From mboxrd@z Thu Jan  1 00:00:00 1970
From: craig@jcb-sc.com
To: jvickers@dial.pipex.com, jbuck@synopsys.COM, law@cygnus.com, mark@codesourcery.com, gcc@gcc.gnu.org, rms@gnu.org
Cc: craig@jcb-sc.com
Subject: Re: type based aliasing again
Date: Thu, 30 Sep 1999 18:02:00 -0000
Message-ID: <19990910151259.9117.qmail@deer>
X-SW-Source: 1999-09n/msg00414.html
Message-ID: <19990930180200.XXup0YfMnzG0qbg6lU9NXHzha_G3zYwvFwYfn51ffDE@z>

RMS wrote:
> In C, we cannot divide all user code into "right" and "wrong" in this
> kind of simple way, and certainly not based on the ISO standard.  That
> standard is just the decisions of a certain committee (which I was a
> member of) about what cases conforming compilers should commit to
> support.  We must not let ourselves start thinking that C code is
> "wrong", just because it is not conforming ISO C code.

Saying the standard is "just the decisions of a certain committee" is
like saying C is "just a language made up by bored hackers".
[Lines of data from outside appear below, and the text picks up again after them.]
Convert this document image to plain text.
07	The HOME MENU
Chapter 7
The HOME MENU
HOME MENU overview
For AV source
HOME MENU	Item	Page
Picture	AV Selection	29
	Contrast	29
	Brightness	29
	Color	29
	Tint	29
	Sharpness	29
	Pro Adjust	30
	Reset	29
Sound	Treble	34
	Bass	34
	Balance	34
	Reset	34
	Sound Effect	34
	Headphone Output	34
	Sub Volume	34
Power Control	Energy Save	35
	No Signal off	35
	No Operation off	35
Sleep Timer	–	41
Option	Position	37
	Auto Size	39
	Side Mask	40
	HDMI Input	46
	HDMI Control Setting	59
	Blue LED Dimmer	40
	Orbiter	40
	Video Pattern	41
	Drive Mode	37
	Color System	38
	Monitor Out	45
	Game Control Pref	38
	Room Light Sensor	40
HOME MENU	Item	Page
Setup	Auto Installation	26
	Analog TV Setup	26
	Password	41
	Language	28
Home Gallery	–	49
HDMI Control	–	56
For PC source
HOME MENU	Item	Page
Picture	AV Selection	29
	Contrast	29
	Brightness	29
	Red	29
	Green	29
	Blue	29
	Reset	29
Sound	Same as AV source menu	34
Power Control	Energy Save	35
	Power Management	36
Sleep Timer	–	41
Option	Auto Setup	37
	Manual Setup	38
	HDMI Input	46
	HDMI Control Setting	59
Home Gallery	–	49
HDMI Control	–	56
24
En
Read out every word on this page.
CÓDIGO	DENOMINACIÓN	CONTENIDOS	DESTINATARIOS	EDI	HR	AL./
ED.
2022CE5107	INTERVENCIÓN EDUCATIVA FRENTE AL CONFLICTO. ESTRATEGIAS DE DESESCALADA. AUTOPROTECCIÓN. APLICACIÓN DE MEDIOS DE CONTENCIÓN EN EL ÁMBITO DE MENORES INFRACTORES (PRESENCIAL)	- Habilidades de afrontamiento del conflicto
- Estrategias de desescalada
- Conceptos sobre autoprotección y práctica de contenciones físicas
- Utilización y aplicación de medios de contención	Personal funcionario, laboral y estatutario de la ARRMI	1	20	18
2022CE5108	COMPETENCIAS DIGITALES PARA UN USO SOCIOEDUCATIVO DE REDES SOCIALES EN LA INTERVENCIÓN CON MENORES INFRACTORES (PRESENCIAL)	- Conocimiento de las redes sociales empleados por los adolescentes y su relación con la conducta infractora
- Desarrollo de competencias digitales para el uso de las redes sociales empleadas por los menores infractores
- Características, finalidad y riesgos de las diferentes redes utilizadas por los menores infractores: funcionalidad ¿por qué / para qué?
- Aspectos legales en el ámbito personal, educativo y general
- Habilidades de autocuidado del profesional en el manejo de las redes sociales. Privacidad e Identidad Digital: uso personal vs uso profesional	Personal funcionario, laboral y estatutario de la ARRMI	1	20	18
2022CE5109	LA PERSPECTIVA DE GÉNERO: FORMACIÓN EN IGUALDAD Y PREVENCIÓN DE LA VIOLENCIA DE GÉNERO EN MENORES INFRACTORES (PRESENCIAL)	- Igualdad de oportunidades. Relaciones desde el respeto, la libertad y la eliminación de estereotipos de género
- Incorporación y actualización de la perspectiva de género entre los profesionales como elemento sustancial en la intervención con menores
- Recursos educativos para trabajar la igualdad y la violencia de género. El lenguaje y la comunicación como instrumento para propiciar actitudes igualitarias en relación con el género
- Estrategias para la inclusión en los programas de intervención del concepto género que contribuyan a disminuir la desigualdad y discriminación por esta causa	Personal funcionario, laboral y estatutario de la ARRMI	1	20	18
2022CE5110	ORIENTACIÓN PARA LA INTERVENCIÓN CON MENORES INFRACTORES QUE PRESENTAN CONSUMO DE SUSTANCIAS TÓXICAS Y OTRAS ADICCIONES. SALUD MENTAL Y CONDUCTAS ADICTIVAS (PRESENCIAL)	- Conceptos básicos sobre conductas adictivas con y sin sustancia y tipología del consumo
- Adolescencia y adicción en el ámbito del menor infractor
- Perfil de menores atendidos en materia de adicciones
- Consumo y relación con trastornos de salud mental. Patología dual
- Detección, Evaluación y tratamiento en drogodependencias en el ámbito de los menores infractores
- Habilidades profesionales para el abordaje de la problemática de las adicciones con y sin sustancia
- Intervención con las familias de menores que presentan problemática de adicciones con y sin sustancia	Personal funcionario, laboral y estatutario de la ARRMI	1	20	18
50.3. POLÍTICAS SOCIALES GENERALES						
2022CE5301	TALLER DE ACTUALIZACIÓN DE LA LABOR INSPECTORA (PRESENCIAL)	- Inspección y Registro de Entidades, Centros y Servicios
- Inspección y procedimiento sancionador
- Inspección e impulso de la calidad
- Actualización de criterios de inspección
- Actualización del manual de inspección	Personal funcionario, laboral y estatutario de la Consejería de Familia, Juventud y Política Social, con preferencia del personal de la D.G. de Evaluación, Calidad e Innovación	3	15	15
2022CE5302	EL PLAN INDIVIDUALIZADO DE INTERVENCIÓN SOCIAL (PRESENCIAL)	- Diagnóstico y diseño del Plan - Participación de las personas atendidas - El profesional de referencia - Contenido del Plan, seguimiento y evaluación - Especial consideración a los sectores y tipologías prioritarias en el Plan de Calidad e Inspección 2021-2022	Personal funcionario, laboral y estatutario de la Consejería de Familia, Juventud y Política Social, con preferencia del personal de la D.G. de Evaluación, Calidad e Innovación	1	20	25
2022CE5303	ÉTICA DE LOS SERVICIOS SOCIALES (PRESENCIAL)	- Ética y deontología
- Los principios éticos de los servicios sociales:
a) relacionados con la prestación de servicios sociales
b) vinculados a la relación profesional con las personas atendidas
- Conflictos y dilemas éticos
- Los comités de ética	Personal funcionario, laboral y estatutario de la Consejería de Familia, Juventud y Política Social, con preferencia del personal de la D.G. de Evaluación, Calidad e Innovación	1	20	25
If you're prepared to offer substantial replacements for the care,
consideration, expertise, thoughtfulness, expectation of public
participation in the process, and so on, that the C standards
committee (presumably) provides, fine.

But, I've watched (reasonably carefully) how successful this attitude
of "ignore the standards bodies except when we find them convenient"
has worked since I first heard about GNU using it so many years ago
(at which point I found it *very* persuasive).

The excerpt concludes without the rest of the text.